Holding tightly to my calves, Guy gallops up the stairs and down the hall to his room. Then he slams the door behind us, plunks me on his bed, and climbs on top of me. For a moment he just runs his hands over my hair and the length of my arms, as if to check that I’m real. Then he lowers his head to mine.

“Hello again,” he says, breathing heavily from his mad dash up here.

“Hello.”

We begin kissing, but I can tell he’s fighting to hold back. So am I. I think about how my reasons for taking things slow with him don’t apply to us anymore.

“Guy … what I said just now about limits … It’s fine if we … speed this up—”
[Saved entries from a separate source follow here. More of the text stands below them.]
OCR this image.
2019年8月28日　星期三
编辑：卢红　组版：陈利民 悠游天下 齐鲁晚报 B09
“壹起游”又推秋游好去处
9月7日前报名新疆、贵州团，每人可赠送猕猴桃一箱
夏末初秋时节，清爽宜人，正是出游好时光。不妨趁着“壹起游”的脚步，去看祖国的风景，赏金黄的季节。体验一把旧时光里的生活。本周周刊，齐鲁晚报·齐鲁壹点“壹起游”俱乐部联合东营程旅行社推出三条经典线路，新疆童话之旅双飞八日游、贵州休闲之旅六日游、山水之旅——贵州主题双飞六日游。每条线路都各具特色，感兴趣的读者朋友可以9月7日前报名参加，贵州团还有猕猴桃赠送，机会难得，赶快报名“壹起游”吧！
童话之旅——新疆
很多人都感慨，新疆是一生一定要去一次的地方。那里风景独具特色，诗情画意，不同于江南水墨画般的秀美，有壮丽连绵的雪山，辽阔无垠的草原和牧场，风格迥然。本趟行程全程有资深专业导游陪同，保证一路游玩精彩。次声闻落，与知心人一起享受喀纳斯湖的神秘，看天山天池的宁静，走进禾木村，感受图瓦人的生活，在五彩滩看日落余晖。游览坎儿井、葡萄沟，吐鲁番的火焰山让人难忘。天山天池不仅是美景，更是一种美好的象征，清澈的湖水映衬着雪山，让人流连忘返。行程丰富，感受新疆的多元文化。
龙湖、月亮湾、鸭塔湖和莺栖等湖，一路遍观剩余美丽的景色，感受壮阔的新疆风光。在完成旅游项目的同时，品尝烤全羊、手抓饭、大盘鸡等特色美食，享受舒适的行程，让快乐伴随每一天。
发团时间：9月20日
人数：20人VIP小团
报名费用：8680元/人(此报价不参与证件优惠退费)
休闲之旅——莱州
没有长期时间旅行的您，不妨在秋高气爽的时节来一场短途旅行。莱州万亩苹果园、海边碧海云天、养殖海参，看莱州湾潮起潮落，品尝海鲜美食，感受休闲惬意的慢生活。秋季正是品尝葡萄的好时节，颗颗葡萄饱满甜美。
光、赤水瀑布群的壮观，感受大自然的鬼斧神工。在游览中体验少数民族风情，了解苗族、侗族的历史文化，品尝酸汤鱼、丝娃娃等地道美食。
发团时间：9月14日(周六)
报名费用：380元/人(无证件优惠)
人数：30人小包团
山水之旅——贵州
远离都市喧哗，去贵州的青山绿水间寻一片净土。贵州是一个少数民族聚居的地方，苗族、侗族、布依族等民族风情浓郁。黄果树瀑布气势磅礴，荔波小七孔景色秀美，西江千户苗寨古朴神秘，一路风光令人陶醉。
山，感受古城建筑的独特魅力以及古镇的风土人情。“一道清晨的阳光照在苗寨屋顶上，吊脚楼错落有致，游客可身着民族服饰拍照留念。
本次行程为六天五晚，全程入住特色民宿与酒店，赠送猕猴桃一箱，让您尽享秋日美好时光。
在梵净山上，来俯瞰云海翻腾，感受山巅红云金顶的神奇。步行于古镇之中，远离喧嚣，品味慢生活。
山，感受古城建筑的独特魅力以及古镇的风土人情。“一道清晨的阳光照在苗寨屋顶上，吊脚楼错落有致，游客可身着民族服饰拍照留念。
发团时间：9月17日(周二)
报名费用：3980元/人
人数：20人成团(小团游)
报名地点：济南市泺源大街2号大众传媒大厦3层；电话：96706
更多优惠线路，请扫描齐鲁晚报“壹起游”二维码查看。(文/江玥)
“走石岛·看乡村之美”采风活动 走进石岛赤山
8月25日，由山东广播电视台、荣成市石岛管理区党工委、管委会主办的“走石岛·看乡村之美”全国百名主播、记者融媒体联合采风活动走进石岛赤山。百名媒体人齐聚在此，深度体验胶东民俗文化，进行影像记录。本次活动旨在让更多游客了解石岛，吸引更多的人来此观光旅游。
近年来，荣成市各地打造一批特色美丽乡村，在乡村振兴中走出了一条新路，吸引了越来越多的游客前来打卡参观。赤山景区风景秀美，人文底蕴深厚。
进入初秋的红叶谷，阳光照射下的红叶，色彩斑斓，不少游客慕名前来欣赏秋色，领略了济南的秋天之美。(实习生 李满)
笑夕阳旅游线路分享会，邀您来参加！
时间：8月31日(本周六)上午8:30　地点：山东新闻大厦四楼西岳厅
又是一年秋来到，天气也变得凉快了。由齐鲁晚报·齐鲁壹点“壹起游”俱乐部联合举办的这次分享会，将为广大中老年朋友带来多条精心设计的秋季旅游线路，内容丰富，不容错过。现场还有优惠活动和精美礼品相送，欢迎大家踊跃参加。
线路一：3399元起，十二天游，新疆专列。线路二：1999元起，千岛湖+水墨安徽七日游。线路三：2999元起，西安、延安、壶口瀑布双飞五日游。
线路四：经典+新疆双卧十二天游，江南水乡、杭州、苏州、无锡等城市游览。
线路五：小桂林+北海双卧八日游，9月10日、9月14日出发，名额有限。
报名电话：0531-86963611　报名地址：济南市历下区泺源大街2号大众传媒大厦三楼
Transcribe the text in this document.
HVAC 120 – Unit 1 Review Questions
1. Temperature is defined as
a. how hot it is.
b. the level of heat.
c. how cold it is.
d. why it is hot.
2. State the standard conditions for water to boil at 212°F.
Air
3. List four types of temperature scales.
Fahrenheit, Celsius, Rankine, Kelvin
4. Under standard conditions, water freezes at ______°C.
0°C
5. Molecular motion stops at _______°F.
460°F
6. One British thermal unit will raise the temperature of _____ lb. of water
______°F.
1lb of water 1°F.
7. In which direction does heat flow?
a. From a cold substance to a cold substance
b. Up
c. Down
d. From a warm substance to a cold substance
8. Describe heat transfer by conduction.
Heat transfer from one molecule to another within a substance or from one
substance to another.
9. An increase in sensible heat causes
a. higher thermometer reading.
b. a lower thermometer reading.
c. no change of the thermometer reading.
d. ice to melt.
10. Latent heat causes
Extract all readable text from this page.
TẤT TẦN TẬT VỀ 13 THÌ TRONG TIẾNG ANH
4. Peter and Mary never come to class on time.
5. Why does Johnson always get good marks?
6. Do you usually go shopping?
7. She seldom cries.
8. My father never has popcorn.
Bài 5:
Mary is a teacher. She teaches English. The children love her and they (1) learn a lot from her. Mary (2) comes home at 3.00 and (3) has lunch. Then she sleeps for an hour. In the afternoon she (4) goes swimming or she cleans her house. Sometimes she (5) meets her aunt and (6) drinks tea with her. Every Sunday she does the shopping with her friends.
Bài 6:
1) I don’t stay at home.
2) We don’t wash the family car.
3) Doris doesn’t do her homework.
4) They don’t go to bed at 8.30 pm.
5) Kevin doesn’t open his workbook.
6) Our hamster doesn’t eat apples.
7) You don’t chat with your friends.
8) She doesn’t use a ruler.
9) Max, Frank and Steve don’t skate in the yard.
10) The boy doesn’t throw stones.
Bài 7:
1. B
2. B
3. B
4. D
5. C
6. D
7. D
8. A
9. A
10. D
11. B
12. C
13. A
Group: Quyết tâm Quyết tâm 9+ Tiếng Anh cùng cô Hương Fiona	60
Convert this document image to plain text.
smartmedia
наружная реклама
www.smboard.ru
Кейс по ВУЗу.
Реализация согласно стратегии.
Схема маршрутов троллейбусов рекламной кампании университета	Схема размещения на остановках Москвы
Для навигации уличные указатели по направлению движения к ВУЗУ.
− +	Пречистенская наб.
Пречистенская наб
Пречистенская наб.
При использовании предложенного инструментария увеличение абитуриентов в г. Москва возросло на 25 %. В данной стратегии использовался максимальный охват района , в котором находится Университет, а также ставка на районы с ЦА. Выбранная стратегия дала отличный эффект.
“For real?” His eyes brighten.

“I mean, for tonight, we probably shouldn’t do
too
much, but—”

Glphf!

I nearly choke as his tongue clogs my throat. It’s as though my teeth are going through a car wash. My chin feels like it’s being pumiced to the bone by his beard stubble.
God, I missed this!

A moment later Guy pulls up a little, and I can barely make out a thin thread of saliva bridging our lips.

“You okay?” he asks, the thread breaking.

“Fabulous!” I proclaim before clenching the nape of Guy’s neck and pulling him back down to me.

I assumed that, after so many months of being without a boy, I might not remember how to French, but that basic motion of opening and closing our mouths in tandem is like second nature. It helps that Guy’s an expert kisser—forceful and aggressive, yet still gentle and playful. I suppose he’s had a lot of practice.

I also thought that making out with Guy wouldn’t feel as nice now that I know we’re done for. Back in high school, I never understood how Amy could enjoy getting with guys just for the short haul. In a way, though, making out like this is
more
enjoyable because there’s no pressure for me to not do or say anything stupid. What’s the worst that can happen if I do? So I’m freer to focus on what
I’m
feeling, not what
he
feels about me. I never appreciated before how much I was always putting myself second.